Similarly, this study also revealed that BP control is poor in overweight patients (AOR = 2.3 (1.19-4.2), p = 0.007), as due to weight gain there is increased after load on the heart or increase in peripheral vascular resistance, which increases cholesterol and triglyceride levels, and decreases HDL levels in the blood, and thereby exacerbate poor BP control .
The respondents' awareness of hypertension-related complication revealed that participants who did not know at least two complications were more likely to have uncontrolled hypertension than those who knew at least two complications (AOR = 2.04 (1.26-3.59), p = 0.003) and this idea was also speculated in Algeria .
This might be because having awareness of short- and long-term complications of hypertension leads to fear, frequent visit of health setup, increased health-seeking behavior, and better BP control. Non adherence to smoking abstinence has shown significant association with uncontrolled BP (AOR = 1.59 (1.03-2.59), p = 0.024), and this finding is supported by studies in Spain and Singapore [27,33].

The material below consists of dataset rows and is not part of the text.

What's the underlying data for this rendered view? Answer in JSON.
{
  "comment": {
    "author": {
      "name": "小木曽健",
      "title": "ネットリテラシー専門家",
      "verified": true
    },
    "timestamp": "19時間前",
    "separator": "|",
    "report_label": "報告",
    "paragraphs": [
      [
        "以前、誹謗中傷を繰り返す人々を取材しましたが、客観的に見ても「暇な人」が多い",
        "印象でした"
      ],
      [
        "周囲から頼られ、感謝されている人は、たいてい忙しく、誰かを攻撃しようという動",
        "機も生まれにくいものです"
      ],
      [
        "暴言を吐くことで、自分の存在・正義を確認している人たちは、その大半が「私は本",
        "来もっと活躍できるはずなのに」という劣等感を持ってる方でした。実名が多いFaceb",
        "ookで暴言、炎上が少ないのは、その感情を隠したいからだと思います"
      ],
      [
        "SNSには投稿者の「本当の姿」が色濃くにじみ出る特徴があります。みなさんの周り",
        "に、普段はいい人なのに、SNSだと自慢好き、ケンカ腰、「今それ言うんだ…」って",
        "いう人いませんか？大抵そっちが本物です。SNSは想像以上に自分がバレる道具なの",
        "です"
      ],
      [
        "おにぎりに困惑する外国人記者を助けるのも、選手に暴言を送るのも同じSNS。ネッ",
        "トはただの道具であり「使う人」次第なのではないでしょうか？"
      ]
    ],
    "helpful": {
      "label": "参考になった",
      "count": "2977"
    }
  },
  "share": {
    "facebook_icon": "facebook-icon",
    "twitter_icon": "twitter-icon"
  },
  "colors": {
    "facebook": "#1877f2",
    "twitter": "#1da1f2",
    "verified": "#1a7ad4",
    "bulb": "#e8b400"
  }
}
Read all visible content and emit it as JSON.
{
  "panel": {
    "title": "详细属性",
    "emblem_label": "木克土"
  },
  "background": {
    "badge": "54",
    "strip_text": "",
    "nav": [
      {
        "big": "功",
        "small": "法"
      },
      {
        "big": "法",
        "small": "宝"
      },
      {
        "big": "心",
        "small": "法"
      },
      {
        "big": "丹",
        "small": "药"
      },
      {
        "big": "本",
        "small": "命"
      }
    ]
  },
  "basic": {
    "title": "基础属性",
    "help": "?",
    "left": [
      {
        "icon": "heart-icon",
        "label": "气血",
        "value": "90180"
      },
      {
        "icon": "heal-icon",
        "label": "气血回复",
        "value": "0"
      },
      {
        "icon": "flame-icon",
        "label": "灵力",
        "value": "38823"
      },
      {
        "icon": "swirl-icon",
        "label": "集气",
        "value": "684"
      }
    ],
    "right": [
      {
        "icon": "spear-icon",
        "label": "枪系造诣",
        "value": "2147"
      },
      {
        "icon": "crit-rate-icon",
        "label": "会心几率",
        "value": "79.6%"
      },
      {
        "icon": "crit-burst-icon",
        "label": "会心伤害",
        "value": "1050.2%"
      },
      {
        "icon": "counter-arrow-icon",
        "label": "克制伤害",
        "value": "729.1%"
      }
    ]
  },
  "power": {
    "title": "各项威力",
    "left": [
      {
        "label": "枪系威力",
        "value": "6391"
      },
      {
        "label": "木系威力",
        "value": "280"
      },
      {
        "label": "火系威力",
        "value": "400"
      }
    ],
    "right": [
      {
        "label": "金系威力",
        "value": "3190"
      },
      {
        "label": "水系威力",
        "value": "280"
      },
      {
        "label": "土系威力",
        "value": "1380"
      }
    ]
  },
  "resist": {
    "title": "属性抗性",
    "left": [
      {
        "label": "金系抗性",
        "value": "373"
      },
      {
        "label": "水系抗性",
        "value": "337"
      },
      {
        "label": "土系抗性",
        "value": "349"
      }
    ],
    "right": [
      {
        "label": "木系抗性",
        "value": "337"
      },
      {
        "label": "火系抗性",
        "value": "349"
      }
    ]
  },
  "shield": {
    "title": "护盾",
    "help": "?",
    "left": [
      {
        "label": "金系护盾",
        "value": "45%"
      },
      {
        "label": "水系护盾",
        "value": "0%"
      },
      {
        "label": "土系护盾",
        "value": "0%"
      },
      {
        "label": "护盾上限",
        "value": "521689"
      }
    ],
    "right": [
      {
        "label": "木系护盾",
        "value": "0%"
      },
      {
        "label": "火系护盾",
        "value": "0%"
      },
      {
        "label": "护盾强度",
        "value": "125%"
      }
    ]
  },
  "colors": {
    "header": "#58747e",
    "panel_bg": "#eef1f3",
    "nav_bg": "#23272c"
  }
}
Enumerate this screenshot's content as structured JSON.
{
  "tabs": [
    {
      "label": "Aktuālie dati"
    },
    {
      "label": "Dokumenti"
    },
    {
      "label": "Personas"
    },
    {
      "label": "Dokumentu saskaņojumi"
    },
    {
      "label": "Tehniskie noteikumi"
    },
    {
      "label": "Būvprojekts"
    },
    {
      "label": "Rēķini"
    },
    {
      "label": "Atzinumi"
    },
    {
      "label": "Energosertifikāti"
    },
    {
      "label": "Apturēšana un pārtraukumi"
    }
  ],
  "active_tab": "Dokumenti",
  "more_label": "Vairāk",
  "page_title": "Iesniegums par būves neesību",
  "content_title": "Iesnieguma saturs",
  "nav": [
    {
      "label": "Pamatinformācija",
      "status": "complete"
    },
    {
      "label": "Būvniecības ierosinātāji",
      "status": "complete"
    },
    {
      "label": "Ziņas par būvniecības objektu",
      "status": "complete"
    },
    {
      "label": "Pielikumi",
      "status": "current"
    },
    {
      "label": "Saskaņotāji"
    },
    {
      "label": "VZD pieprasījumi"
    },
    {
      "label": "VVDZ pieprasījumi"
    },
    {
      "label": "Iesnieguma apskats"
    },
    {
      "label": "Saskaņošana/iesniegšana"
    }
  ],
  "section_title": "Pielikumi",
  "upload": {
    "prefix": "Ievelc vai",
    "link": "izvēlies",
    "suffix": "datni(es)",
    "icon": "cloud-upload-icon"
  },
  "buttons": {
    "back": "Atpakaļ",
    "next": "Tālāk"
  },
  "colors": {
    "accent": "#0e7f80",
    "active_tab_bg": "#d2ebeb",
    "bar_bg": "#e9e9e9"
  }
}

The possible justification has been previously described in detail as smoking leads to enhancement of sympathetic activity, which increases cardiac muscle oxygen demand through escalation of BP, heart rate, and contraction of myocardium. Moreover, prolonged smoking and even after quitting, it makes arteries to be rigid and tough, which leads to sustained high BP .
The prevalence of uncontrolled hypertension was high, and more than half of the adult hypertensive patients had poor BP control at public hospitals of Bale Zone southeast Ethiopia. The reasons for the suboptimal BP control were poor knowledge of hypertension-related complications, non-adherence to smoking abstinence, overweight, and middle and older age. Continuous health education on lifestyle practices and hypertension related complications in each follow-up visit through nurses, physicians, and pharmacists are very essential to avert the problem.
First and for most we want to thank almighty GOD who gives us strength and health, and for everything he has done for us.
Next we would like to forward our thanks to Goba referral Hospital, College of Medicine and Health Sciences, Madda Walabu University which prepared this proposal call and invited us to participate. We would also like to thank Bale zone public Hospitals offices for necessary preliminary information delivery.
Finally, our appreciation goes to our friends who supported us in the preparation of this proposal one in the other way.
The author reports no conflicts of interest in this work.